I think for this to work, we need an operation that returns a DTD from an existing DTD, with the ability to override individual procedures.  Thus there might be a partial DTD for SRFI 125 with make-dict omitted, which would be usable as a template.

I don't think this would be necessary for the above approach.  In general, of course, it would a good addition to be able to derive specialized DTDs.
 
PS The explanation for `dictionary?' has to be updated.
PPS Something has gone wrong with the `dict-empty?' entry.

Fixed.
PPPS It is still missing that `dict-ref' calls SUCCESS and FAILURE in tail context.

As I said before, there is no way to guarantee this, because it depends on the underlying implementation.

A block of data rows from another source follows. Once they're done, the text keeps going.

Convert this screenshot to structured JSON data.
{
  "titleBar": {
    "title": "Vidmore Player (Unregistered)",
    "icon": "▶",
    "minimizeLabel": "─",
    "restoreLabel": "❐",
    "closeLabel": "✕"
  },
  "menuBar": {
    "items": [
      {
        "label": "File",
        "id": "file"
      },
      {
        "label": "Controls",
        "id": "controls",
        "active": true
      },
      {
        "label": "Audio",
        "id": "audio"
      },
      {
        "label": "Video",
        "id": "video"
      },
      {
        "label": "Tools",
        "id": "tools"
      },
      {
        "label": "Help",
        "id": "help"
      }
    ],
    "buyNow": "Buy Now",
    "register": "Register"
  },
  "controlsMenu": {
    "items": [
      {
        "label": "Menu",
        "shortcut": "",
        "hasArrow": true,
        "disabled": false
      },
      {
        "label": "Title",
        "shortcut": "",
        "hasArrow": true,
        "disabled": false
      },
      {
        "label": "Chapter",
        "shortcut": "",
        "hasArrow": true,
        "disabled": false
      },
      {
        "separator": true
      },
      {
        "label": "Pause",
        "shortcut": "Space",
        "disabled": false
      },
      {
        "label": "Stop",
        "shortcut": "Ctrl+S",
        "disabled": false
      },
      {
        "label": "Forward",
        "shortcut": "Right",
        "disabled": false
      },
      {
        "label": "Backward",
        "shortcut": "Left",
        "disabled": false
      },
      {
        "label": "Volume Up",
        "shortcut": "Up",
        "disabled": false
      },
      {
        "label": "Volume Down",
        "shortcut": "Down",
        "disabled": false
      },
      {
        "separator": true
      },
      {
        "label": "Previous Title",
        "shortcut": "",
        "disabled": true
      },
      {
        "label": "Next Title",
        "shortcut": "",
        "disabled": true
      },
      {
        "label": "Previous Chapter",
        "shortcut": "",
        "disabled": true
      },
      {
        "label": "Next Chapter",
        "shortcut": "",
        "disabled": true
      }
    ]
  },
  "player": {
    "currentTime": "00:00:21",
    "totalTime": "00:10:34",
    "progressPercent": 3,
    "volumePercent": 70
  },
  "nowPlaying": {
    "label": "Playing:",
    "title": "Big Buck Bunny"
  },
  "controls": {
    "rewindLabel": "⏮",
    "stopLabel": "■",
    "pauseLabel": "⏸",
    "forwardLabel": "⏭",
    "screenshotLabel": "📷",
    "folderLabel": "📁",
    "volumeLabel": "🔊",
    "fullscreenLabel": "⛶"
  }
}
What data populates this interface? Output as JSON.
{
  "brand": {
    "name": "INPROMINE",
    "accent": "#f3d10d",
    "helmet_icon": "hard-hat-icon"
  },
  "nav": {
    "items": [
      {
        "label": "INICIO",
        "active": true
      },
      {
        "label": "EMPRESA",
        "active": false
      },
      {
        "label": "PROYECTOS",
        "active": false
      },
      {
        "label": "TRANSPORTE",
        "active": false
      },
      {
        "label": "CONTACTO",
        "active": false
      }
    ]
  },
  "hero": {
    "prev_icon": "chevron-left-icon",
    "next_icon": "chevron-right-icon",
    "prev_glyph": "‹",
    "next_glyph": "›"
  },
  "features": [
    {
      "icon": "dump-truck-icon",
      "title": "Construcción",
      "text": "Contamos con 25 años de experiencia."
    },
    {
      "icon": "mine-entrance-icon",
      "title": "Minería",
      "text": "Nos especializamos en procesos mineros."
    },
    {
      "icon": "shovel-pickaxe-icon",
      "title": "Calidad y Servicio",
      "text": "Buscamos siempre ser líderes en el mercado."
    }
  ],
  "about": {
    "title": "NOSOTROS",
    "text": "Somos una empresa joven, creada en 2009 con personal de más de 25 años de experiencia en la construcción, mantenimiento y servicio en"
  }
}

Please see my earlier reply to this here: https://srfi-email.schemers.org/srfi-225/msg/17085937/

It's important to have this guarantee (and I'd like to repeat my suggestion to fix SRFI 125 with a PFN in any case) as the following example shows:

(define find-first-entry
  (lambda (ht n)
    (let f ((i 0))
      (if (= i n)
          #f
          (hashtable-ref
           ht
           i
           (lambda ()
             (f (+ i 1)))))))

(find-first-entry 1000000) should run in a bounded amount of (stack) space.